Jelang Pemilu, Dua Petinggi Parpol di Purbalingga Mundur, Ada Apa?

Agus Slamet Setijono dan Andi Pranowo. (Joko Santoso)

Menjelang dilaksanakannya tahapan Pemilu 2024, dua petinggi parpol di Purbalingga mundur dari jabatannya. Masing-masing Wakil Ketua Bidang Media dan Penggalangan Opini (MPO) DPD II Partai Golkar Purbalingga Andi Pranowo dan Ketua Dewan Pimpinan Daerah (DPD) Partai Perindo Purbalingga Agus Slamet Janto.


Purbalingga, serayunews.com

Keterangan yang berhasil dihimpun serayunews.com, Rabu (6/4/2022) menyebutkan pengurus DPD II Partai Golkar Purbalingga periode 2021-2025 dikukuhkan 22 Januari 2022 lalu. Baru sekitar dua bulan menduduki jabatannya, Andi membuat surat pengunduran diri.

Baca juga  Setelah Dua Tahun Pandemi, Salat Id Kembali Digelar di Alun-Alun Purbalingga

“Saya ingin fokus pada tugas saya untuk mengurusi kaum duafa,” kata Andi yang juga menjabat Direktur Lembaga Amil Zakat Muhamamdiyah (Lazizmu) Purbalingga.

Surat pengunduran diri sudah disampaikan kepada Ketua DPD II Partai Golkar Purbalingga Tenny Juliawati. Ketika dikonfirmasi Tenny secara pribadi menyesalkan pengunduran diri Andi. Pasalnya dia menganggap yang bersangkutan memiliki potensi.

“Semoga sukses mengabdi di bidang lain,’ kata Tenny.

Pengunduran diri juga dilakukan Ketua DPD Partai Perindo Purbalingga Agus Slamet Setijono. Agus mengatakan pengunduran diri sudah resmi dia sampaikan kepada Ketua DPP Partai Perindo Hary Tanoesoedibjo di Jakarta.

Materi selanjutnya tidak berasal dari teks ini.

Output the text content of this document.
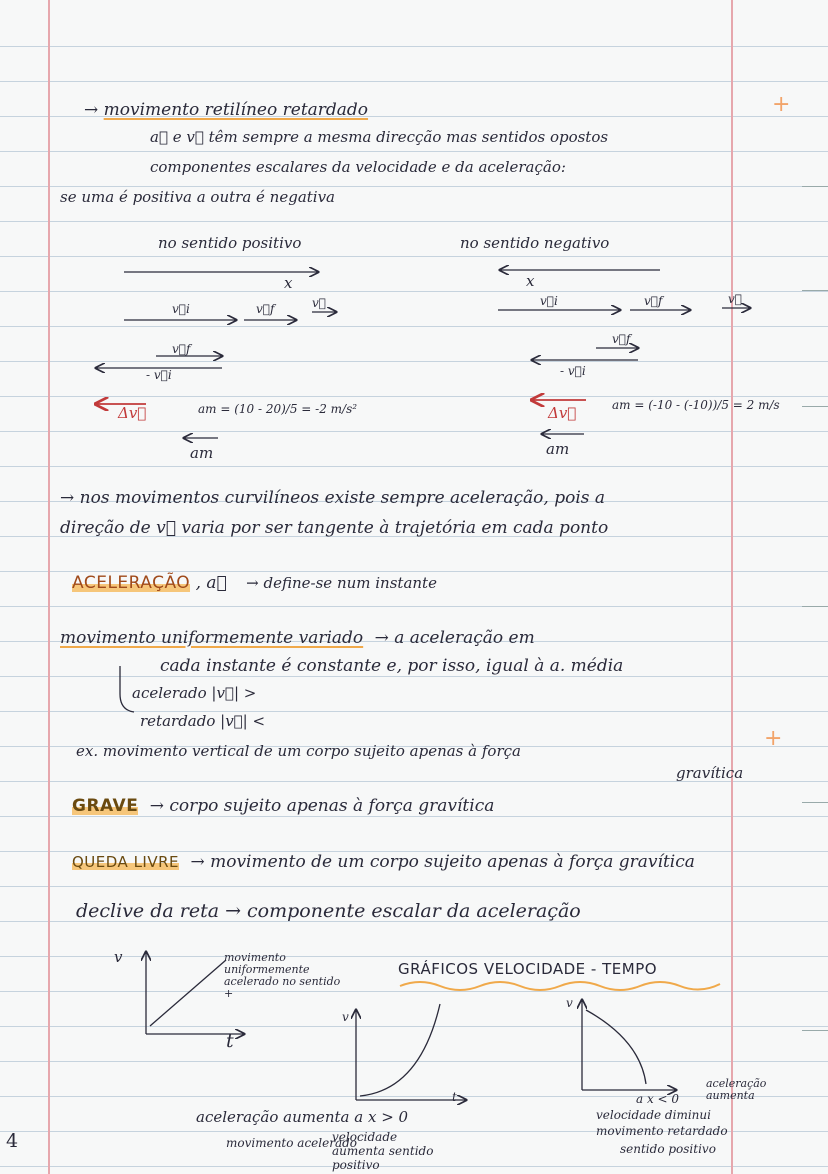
→ movimento retilíneo retardado
a⃗ e v⃗ têm sempre a mesma direcção mas sentidos opostos
componentes escalares da velocidade e da aceleração:
se uma é positiva a outra é negativa
+
no sentido positivo
x
v⃗i	v⃗f	v⃗
v⃗f
- v⃗i
Δv⃗	am = (10 - 20)/5 = -2 m/s²
am
no sentido negativo
x
v⃗i	v⃗f	v⃗
v⃗f
- v⃗i
Δv⃗	am = (-10 - (-10))/5 = 2 m/s
am
→ nos movimentos curvilíneos existe sempre aceleração, pois a
direção de v⃗ varia por ser tangente à trajetória em cada ponto
ACELERAÇÃO , a⃗ → define-se num instante
movimento uniformemente variado → a aceleração em
cada instante é constante e, por isso, igual à a. média
acelerado |v⃗| >
retardado |v⃗| <
ex. movimento vertical de um corpo sujeito apenas à força
gravítica
+
GRAVE → corpo sujeito apenas à força gravítica
QUEDA LIVRE → movimento de um corpo sujeito apenas à força gravítica
declive da reta → componente escalar da aceleração
GRÁFICOS VELOCIDADE - TEMPO
v
t
movimento uniformemente acelerado no sentido +
v
t
aceleração aumenta a x > 0
movimento acelerado
velocidade aumenta sentido positivo
v
a x < 0
aceleração aumenta
velocidade diminui
movimento retardado
sentido positivo
4
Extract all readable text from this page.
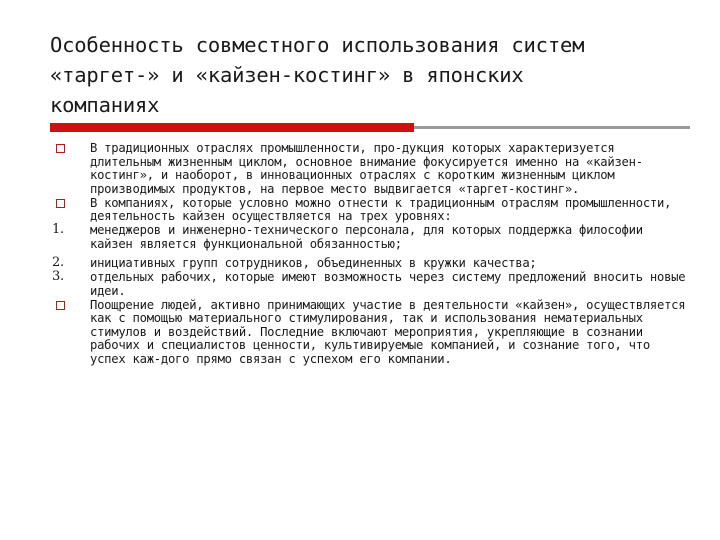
Особенность совместного использования систем
«таргет-» и «кайзен-костинг» в японских
компаниях
В традиционных отраслях промышленности, про-дукция которых характеризуется длительным жизненным циклом, основное внимание фокусируется именно на «кайзен-костинг», и наоборот, в инновационных отраслях с коротким жизненным циклом производимых продуктов, на первое место выдвигается «таргет-костинг».
В компаниях, которые условно можно отнести к традиционным отраслям промышленности, деятельность кайзен осуществляется на трех уровнях:
1. менеджеров и инженерно-технического персонала, для которых поддержка философии кайзен является функциональной обязанностью;
2. инициативных групп сотрудников, объединенных в кружки качества;
3. отдельных рабочих, которые имеют возможность через систему предложений вносить новые идеи.
Поощрение людей, активно принимающих участие в деятельности «кайзен», осуществляется как с помощью материального стимулирования, так и использования нематериальных стимулов и воздействий. Последние включают мероприятия, укрепляющие в сознании рабочих и специалистов ценности, культивируемые компанией, и сознание того, что успех каж-дого прямо связан с успехом его компании.
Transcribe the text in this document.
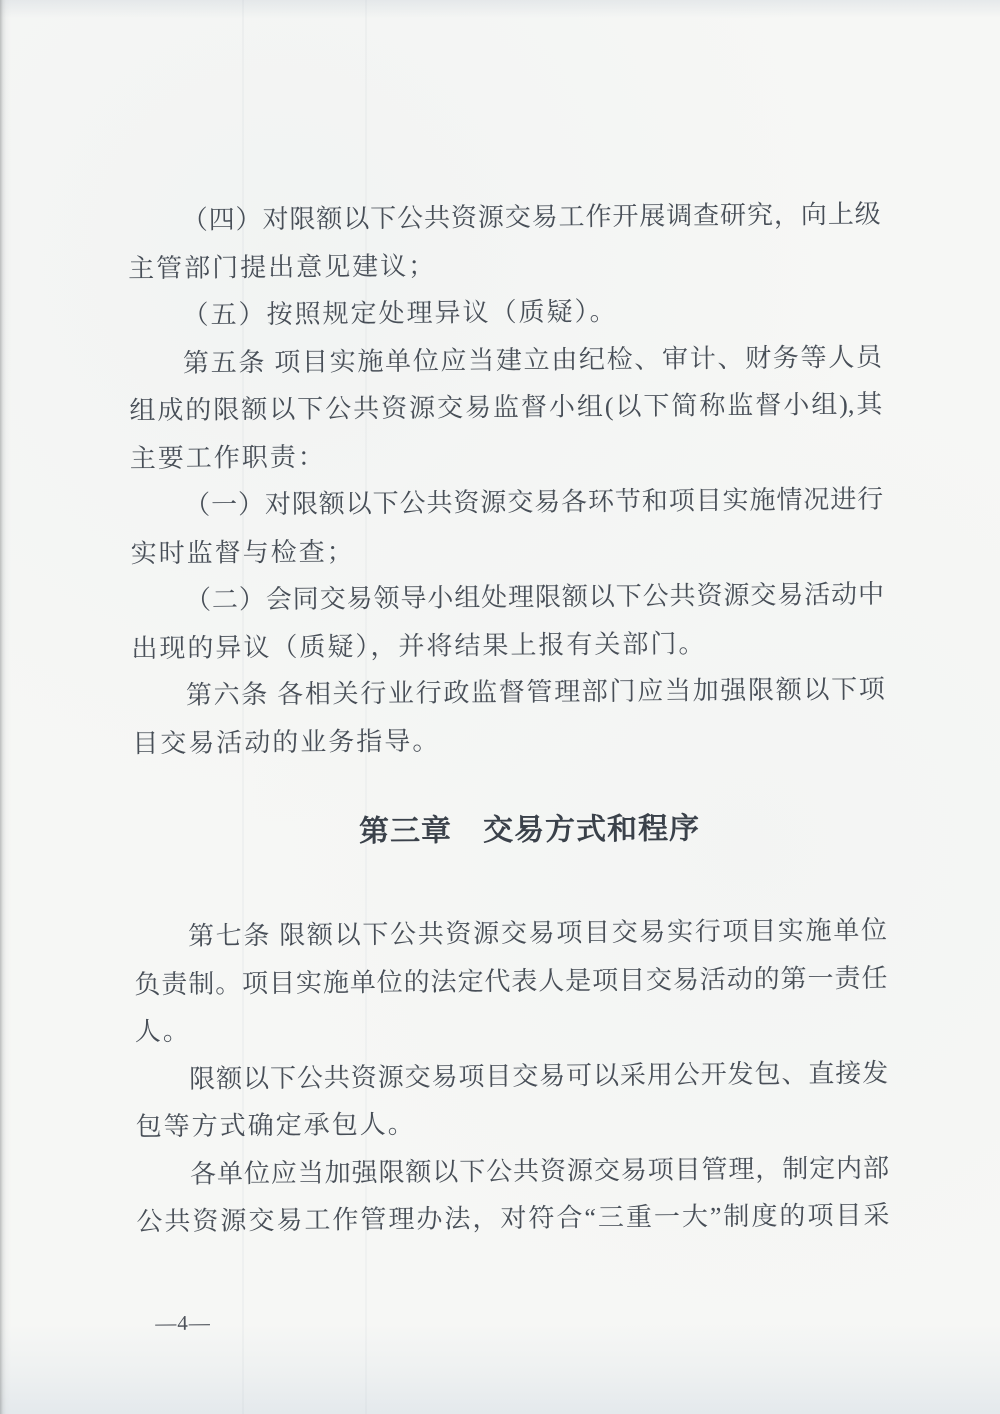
（四）对限额以下公共资源交易工作开展调查研究，向上级
主管部门提出意见建议；
（五）按照规定处理异议（质疑）。
第五条 项目实施单位应当建立由纪检、审计、财务等人员
组成的限额以下公共资源交易监督小组(以下简称监督小组),其
主要工作职责：
（一）对限额以下公共资源交易各环节和项目实施情况进行
实时监督与检查；
（二）会同交易领导小组处理限额以下公共资源交易活动中
出现的异议（质疑），并将结果上报有关部门。
第六条 各相关行业行政监督管理部门应当加强限额以下项
目交易活动的业务指导。
第三章　交易方式和程序
第七条 限额以下公共资源交易项目交易实行项目实施单位
负责制。项目实施单位的法定代表人是项目交易活动的第一责任
人。
限额以下公共资源交易项目交易可以采用公开发包、直接发
包等方式确定承包人。
各单位应当加强限额以下公共资源交易项目管理，制定内部
公共资源交易工作管理办法，对符合“三重一大”制度的项目采
—4—
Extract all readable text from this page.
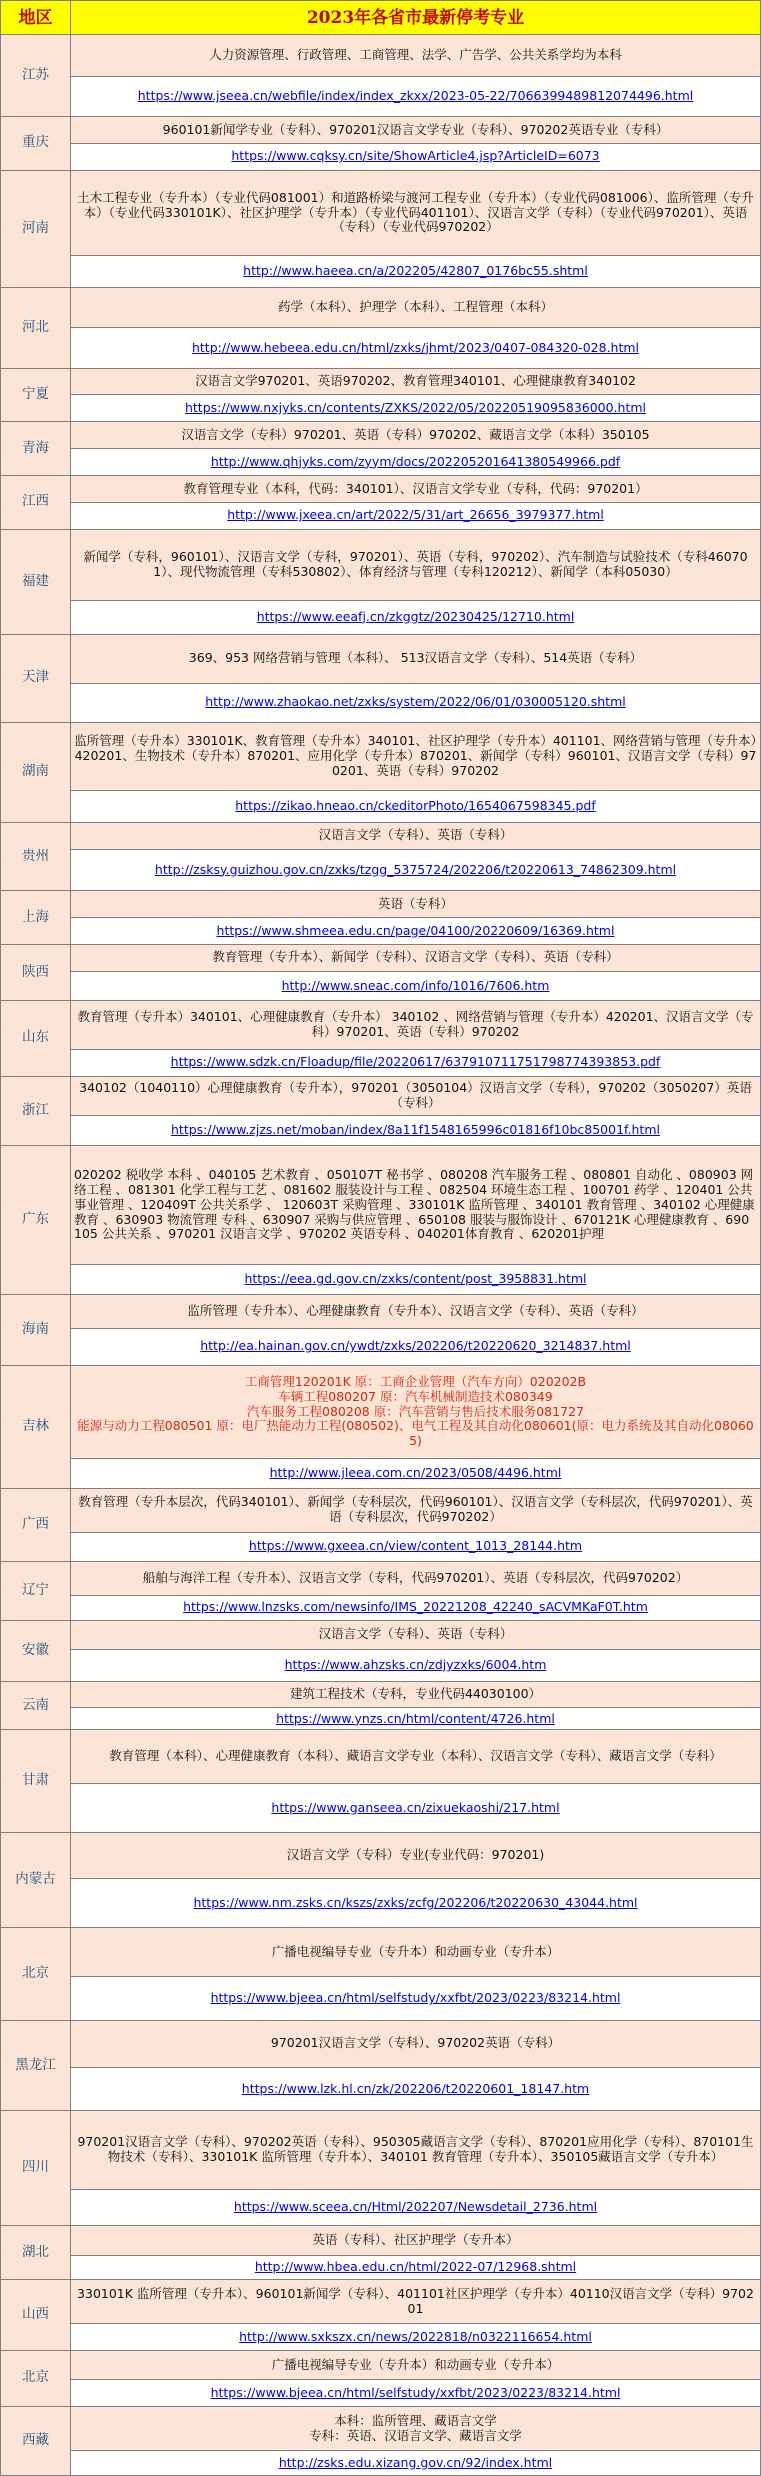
地区	2023年各省市最新停考专业
江苏	人力资源管理、行政管理、工商管理、法学、广告学、公共关系学均为本科
	https://www.jseea.cn/webfile/index/index_zkxx/2023-05-22/7066399489812074496.html
重庆	960101新闻学专业（专科）、970201汉语言文学专业（专科）、970202英语专业（专科）
	https://www.cqksy.cn/site/ShowArticle4.jsp?ArticleID=6073
河南	土木工程专业（专升本）（专业代码081001）和道路桥梁与渡河工程专业（专升本）（专业代码081006）、监所管理（专升本）（专业代码330101K）、社区护理学（专升本）（专业代码401101）、汉语言文学（专科）（专业代码970201）、英语（专科）（专业代码970202）
	http://www.haeea.cn/a/202205/42807_0176bc55.shtml
河北	药学（本科）、护理学（本科）、工程管理（本科）
	http://www.hebeea.edu.cn/html/zxks/jhmt/2023/0407-084320-028.html
宁夏	汉语言文学970201、英语970202、教育管理340101、心理健康教育340102
	https://www.nxjyks.cn/contents/ZXKS/2022/05/20220519095836000.html
青海	汉语言文学（专科）970201、英语（专科）970202、藏语言文学（本科）350105
	http://www.qhjyks.com/zyym/docs/202205201641380549966.pdf
江西	教育管理专业（本科，代码：340101）、汉语言文学专业（专科，代码：970201）
	http://www.jxeea.cn/art/2022/5/31/art_26656_3979377.html
福建	新闻学（专科，960101）、汉语言文学（专科，970201）、英语（专科，970202）、汽车制造与试验技术（专科460701）、现代物流管理（专科530802）、体育经济与管理（专科120212）、新闻学（本科05030）
	https://www.eeafj.cn/zkggtz/20230425/12710.html
天津	369、953 网络营销与管理（本科）、 513汉语言文学（专科）、514英语（专科）
	http://www.zhaokao.net/zxks/system/2022/06/01/030005120.shtml
湖南	监所管理（专升本）330101K、教育管理（专升本）340101、社区护理学（专升本）401101、网络营销与管理（专升本）420201、生物技术（专升本）870201、应用化学（专升本）870201、新闻学（专科）960101、汉语言文学（专科）970201、英语（专科）970202
	https://zikao.hneao.cn/ckeditorPhoto/1654067598345.pdf
贵州	汉语言文学（专科）、英语（专科）
	http://zsksy.guizhou.gov.cn/zxks/tzgg_5375724/202206/t20220613_74862309.html
上海	英语（专科）
	https://www.shmeea.edu.cn/page/04100/20220609/16369.html
陕西	教育管理（专升本）、新闻学（专科）、汉语言文学（专科）、英语（专科）
	http://www.sneac.com/info/1016/7606.htm
山东	教育管理（专升本）340101、心理健康教育（专升本） 340102 、网络营销与管理（专升本）420201、汉语言文学（专科）970201、英语（专科）970202
	https://www.sdzk.cn/Floadup/file/20220617/637910711751798774393853.pdf
浙江	340102（1040110）心理健康教育（专升本），970201（3050104）汉语言文学（专科），970202（3050207）英语（专科）
	https://www.zjzs.net/moban/index/8a11f1548165996c01816f10bc85001f.html
广东	020202 税收学 本科 、040105 艺术教育 、050107T 秘书学 、080208 汽车服务工程 、080801 自动化 、080903 网络工程 、081301 化学工程与工艺 、081602 服装设计与工程 、082504 环境生态工程 、100701 药学 、120401 公共事业管理 、120409T 公共关系学 、 120603T 采购管理 、330101K 监所管理 、340101 教育管理 、340102 心理健康教育 、630903 物流管理 专科 、630907 采购与供应管理 、650108 服装与服饰设计 、670121K 心理健康教育 、690105 公共关系 、970201 汉语言文学 、970202 英语专科 、040201体育教育 、620201护理
	https://eea.gd.gov.cn/zxks/content/post_3958831.html
海南	监所管理（专升本）、心理健康教育（专升本）、汉语言文学（专科）、英语（专科）
	http://ea.hainan.gov.cn/ywdt/zxks/202206/t20220620_3214837.html
吉林	工商管理120201K 原：工商企业管理（汽车方向）020202B
车辆工程080207 原：汽车机械制造技术080349
汽车服务工程080208 原：汽车营销与售后技术服务081727
能源与动力工程080501 原：电厂热能动力工程(080502)、电气工程及其自动化080601(原：电力系统及其自动化080605)

	http://www.jleea.com.cn/2023/0508/4496.html
广西	教育管理（专升本层次，代码340101）、新闻学（专科层次，代码960101）、汉语言文学（专科层次，代码970201）、英语（专科层次，代码970202）
	https://www.gxeea.cn/view/content_1013_28144.htm
辽宁	船舶与海洋工程（专升本）、汉语言文学（专科，代码970201）、英语（专科层次，代码970202）
	https://www.lnzsks.com/newsinfo/IMS_20221208_42240_sACVMKaF0T.htm
安徽	汉语言文学（专科）、英语（专科）
	https://www.ahzsks.cn/zdjyzxks/6004.htm
云南	建筑工程技术（专科，专业代码44030100）
	https://www.ynzs.cn/html/content/4726.html
甘肃	教育管理（本科）、心理健康教育（本科）、藏语言文学专业（本科）、汉语言文学（专科）、藏语言文学（专科）
	https://www.ganseea.cn/zixuekaoshi/217.html
内蒙古	汉语言文学（专科）专业(专业代码：970201)
	https://www.nm.zsks.cn/kszs/zxks/zcfg/202206/t20220630_43044.html
北京	广播电视编导专业（专升本）和动画专业（专升本）
	https://www.bjeea.cn/html/selfstudy/xxfbt/2023/0223/83214.html
黑龙江	970201汉语言文学（专科）、970202英语（专科）
	https://www.lzk.hl.cn/zk/202206/t20220601_18147.htm
四川	970201汉语言文学（专科）、970202英语（专科）、950305藏语言文学（专科）、870201应用化学（专科）、870101生物技术（专科）、330101K 监所管理（专升本）、340101 教育管理（专升本）、350105藏语言文学（专升本）
	https://www.sceea.cn/Html/202207/Newsdetail_2736.html
湖北	英语（专科）、社区护理学（专升本）
	http://www.hbea.edu.cn/html/2022-07/12968.shtml
山西	330101K 监所管理（专升本）、960101新闻学（专科）、401101社区护理学（专升本）40110汉语言文学（专科）970201
	http://www.sxkszx.cn/news/2022818/n0322116654.html
北京	广播电视编导专业（专升本）和动画专业（专升本）
	https://www.bjeea.cn/html/selfstudy/xxfbt/2023/0223/83214.html
西藏	本科：监所管理、藏语言文学
专科：英语、汉语言文学、藏语言文学

	http://zsks.edu.xizang.gov.cn/92/index.html
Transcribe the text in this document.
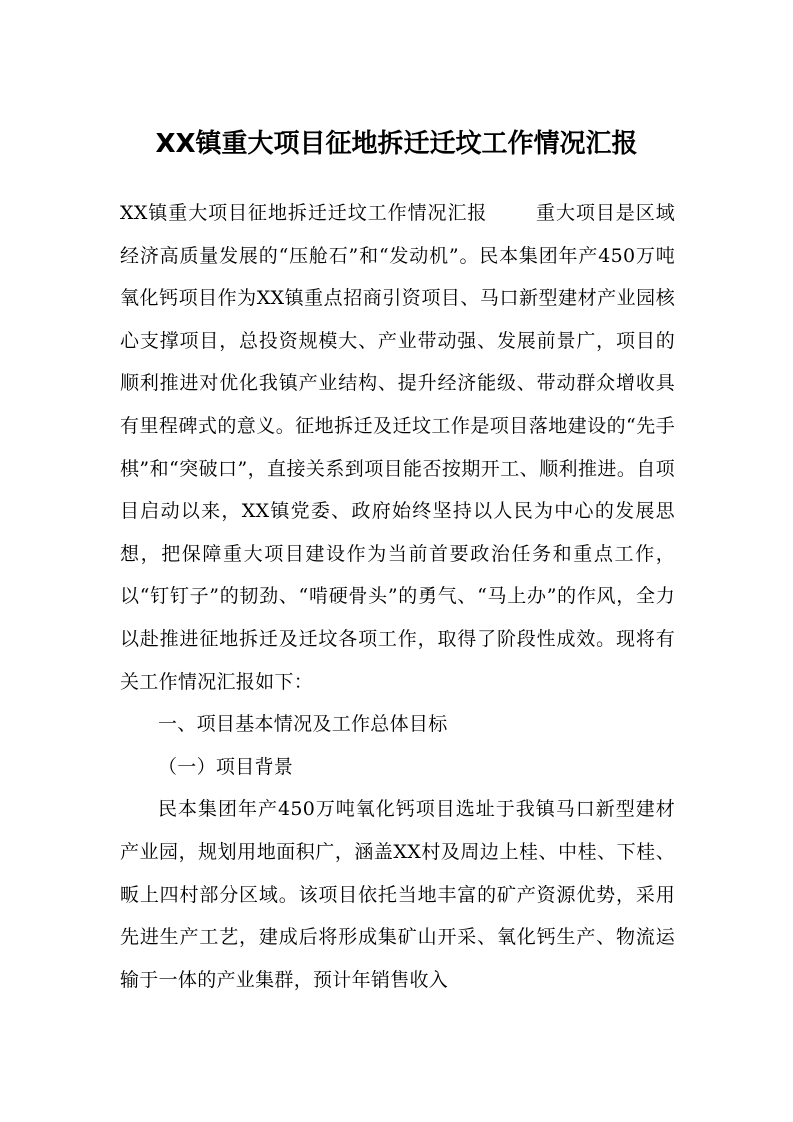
XX镇重大项目征地拆迁迁坟工作情况汇报

XX镇重大项目征地拆迁迁坟工作情况汇报	重大项目是区域经济高质量发展的“压舱石”和“发动机”。民本集团年产450万吨氧化钙项目作为XX镇重点招商引资项目、马口新型建材产业园核心支撑项目，总投资规模大、产业带动强、发展前景广，项目的顺利推进对优化我镇产业结构、提升经济能级、带动群众增收具有里程碑式的意义。征地拆迁及迁坟工作是项目落地建设的“先手棋”和“突破口”，直接关系到项目能否按期开工、顺利推进。自项目启动以来，XX镇党委、政府始终坚持以人民为中心的发展思想，把保障重大项目建设作为当前首要政治任务和重点工作，以“钉钉子”的韧劲、“啃硬骨头”的勇气、“马上办”的作风，全力以赴推进征地拆迁及迁坟各项工作，取得了阶段性成效。现将有关工作情况汇报如下：

一、项目基本情况及工作总体目标

（一）项目背景

民本集团年产450万吨氧化钙项目选址于我镇马口新型建材产业园，规划用地面积广，涵盖XX村及周边上桂、中桂、下桂、畈上四村部分区域。该项目依托当地丰富的矿产资源优势，采用先进生产工艺，建成后将形成集矿山开采、氧化钙生产、物流运输于一体的产业集群，预计年销售收入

Baca juga  Prakiraan Cuaca di Purwokerto Hari Ini, 29 April 2022

“Saya sudah bersama Partai Perindo sejak 8,5 tahun lalu. Kini saya menyatakan mundur dan akan fokus pada bisnis dan keluarga,” kata Agus.

Mengenai siapa yang akan menggantikan jabatannya, Agus menyerahkannya kepada DPP Perindo.

Dalam kesempatan terpisah anggota Komisi Pemilihan Umum (KPU) Purbalingga Andi Suprianto mengatakan pengunduran diri pengurus parpol merupakan permasalahan internal.

“Memang saat ini parpol sedang bersiap mengikuti tahapan Pemilu 2024. Soal adanya pengurus yang mundur tentu masing-masing parpol memiliki mekanisme untuk melakukan penggantian atau pengisian jabatan tersebut,” imbuhnya.